“W-why have you come? What is it you want from me?”… “Conan would hide no longer!”
Upon reading the classic R. E. Howard Conan, and the more recent chronicles of the fabled legend by Roy Thomas, here is a side of Conan rarely seen or felt. For this to work, the story has to unfold in such a way as to convince the reader of the authority behind the author, in order to stand as a legitimate telling. Instead the tolerance of the tolerant is being tested, as this tale stands mighty close to being non-canonical in the land of Cimmeria, or any other place in the Conan universe.
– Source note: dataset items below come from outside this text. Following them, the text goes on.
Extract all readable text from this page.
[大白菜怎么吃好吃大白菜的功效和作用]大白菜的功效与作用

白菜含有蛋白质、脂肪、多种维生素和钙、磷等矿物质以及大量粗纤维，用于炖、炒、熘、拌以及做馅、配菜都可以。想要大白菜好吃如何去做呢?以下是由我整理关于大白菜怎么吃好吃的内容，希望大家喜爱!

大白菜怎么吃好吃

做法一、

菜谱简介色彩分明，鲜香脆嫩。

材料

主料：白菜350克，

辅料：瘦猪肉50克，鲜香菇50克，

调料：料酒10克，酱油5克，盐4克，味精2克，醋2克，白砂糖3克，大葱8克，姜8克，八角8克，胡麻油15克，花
No disrespect to Timothy Truman, whose works have graced titles such as Scout, Grimjack and the re-imagining of Jonah Hex (all 80s titles, and not a clunker in the bunch), but the story has all the legitimacy of a hip-hop song whose tracks were phoned in by the artist. To the artwork then: Tomás Giorello does a competent job, but at times the art seems uninspired and derivative of some of the earlier work had by Cary Nord. One can appreciate the precision of the artwork by itself, its balancing of this against that, the proportions, anatomical correctiveness, and the logical placement of shade and hue, but frankly after reading comics for 35 years, and backpedaling to the 1930s, by NOW one should expect today’s to have met the standard of excellence that took decades to achieve. By itself, if today’s pop-art is going to continue to amaze, it must at the very least augment an amazing story; the reader will have to search for this on its own merits.
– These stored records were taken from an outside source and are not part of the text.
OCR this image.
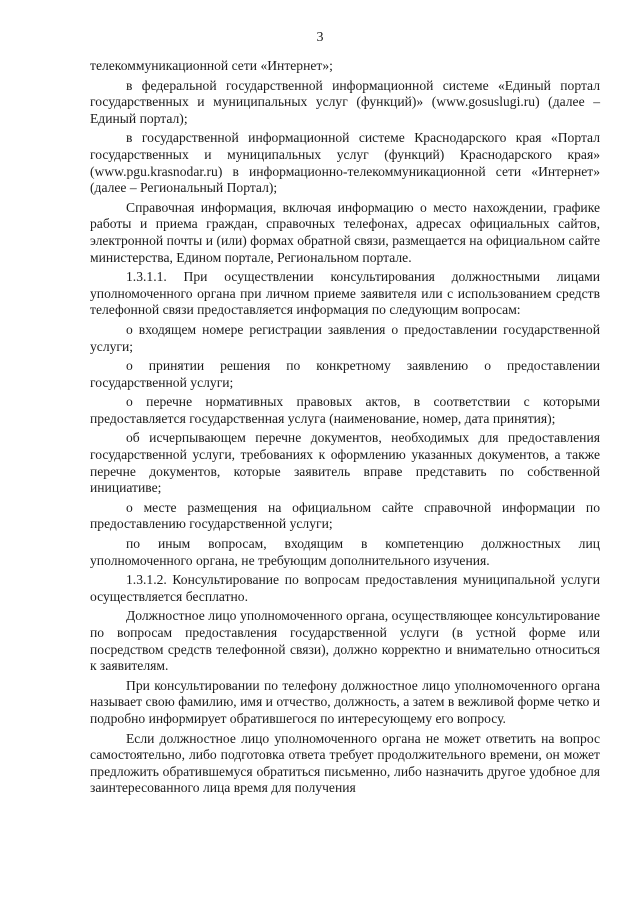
3

телекоммуникационной сети «Интернет»;

в федеральной государственной информационной системе «Единый портал государственных и муниципальных услуг (функций)» (www.gosuslugi.ru) (далее – Единый портал);

в государственной информационной системе Краснодарского края «Портал государственных и муниципальных услуг (функций) Краснодарского края» (www.pgu.krasnodar.ru) в информационно-телекоммуникационной сети «Интернет» (далее – Региональный Портал);

Справочная информация, включая информацию о место нахождении, графике работы и приема граждан, справочных телефонах, адресах официальных сайтов, электронной почты и (или) формах обратной связи, размещается на официальном сайте министерства, Едином портале, Региональном портале.

1.3.1.1. При осуществлении консультирования должностными лицами уполномоченного органа при личном приеме заявителя или с использованием средств телефонной связи предоставляется информация по следующим вопросам:

о входящем номере регистрации заявления о предоставлении государственной услуги;

о принятии решения по конкретному заявлению о предоставлении государственной услуги;

о перечне нормативных правовых актов, в соответствии с которыми предоставляется государственная услуга (наименование, номер, дата принятия);

об исчерпывающем перечне документов, необходимых для предоставления государственной услуги, требованиях к оформлению указанных документов, а также перечне документов, которые заявитель вправе представить по собственной инициативе;

о месте размещения на официальном сайте справочной информации по предоставлению государственной услуги;

по иным вопросам, входящим в компетенцию должностных лиц уполномоченного органа, не требующим дополнительного изучения.

1.3.1.2. Консультирование по вопросам предоставления муниципальной услуги осуществляется бесплатно.

Должностное лицо уполномоченного органа, осуществляющее консультирование по вопросам предоставления государственной услуги (в устной форме или посредством средств телефонной связи), должно корректно и внимательно относиться к заявителям.

При консультировании по телефону должностное лицо уполномоченного органа называет свою фамилию, имя и отчество, должность, а затем в вежливой форме четко и подробно информирует обратившегося по интересующему его вопросу.

Если должностное лицо уполномоченного органа не может ответить на вопрос самостоятельно, либо подготовка ответа требует продолжительного времени, он может предложить обратившемуся обратиться письменно, либо назначить другое удобное для заинтересованного лица время для получения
At its worst, as hinted at earlier, this is a Conan telling that for many will not be familiar… rightfully perhaps. A cowering Conan is not exactly cliché. Normally, a well placed and well told tale of vulnerability is just what the doctor ordered, but for a hero as mighty and infallible as Conan, without the proper armament, they are just words on a page, which quickly takes you out of the story and back into the land of skepticism.
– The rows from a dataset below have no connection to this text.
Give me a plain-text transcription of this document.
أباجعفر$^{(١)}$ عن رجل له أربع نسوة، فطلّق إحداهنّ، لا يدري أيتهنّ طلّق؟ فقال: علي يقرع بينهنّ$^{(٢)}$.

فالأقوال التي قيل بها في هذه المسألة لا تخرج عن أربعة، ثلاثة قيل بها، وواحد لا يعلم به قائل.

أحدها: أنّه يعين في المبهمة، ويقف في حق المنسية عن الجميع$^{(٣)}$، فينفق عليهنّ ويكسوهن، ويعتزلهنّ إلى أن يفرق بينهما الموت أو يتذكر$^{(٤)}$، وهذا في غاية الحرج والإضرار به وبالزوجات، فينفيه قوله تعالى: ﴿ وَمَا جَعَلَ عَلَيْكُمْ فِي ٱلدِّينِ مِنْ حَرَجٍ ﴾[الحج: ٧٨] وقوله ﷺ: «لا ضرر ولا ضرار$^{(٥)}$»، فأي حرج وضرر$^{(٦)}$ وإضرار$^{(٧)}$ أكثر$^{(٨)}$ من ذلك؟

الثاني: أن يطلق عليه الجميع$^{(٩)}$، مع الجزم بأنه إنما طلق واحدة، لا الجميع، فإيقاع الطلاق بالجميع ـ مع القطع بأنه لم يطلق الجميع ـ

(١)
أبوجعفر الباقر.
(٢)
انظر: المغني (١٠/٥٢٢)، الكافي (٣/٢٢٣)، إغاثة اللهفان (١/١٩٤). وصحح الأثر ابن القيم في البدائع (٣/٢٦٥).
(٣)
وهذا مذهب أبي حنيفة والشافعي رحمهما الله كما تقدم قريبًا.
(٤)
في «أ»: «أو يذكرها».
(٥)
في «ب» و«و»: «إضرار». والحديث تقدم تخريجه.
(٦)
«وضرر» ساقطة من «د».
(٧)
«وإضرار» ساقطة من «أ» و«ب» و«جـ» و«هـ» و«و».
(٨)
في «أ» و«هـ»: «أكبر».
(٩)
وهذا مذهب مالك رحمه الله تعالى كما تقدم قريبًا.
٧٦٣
But there were indeed cliché moments, when it felt more like you were reading about a Marvel Comic superhero, less the iconic sword brandishing barbarian. This can’t help but be a bit out of place (“Another full legion of the devils … damn you to a thousand Hells!”). Other times, the dialog is simply pedestrian, but never over the top … and that’s what is missing. There were more remarks toward “Hell” than “Crom” for instance, and once again, the reader is jerked back to reading a story set in modern times, rather than living it, in an age and setting which insists much more on lore than your typical action story.
This was a good effort, and if you can suspend your sword and sorcerous sensibilities for the mighty Conan, what you have is a decent story of the underworld, replete with slashing and cursing, and even a pretty damsel in distress. Nothing wrong with that. If you are looking for more, you will have to wait for the return of Roy Thomas in Conan the Cimmerian #25.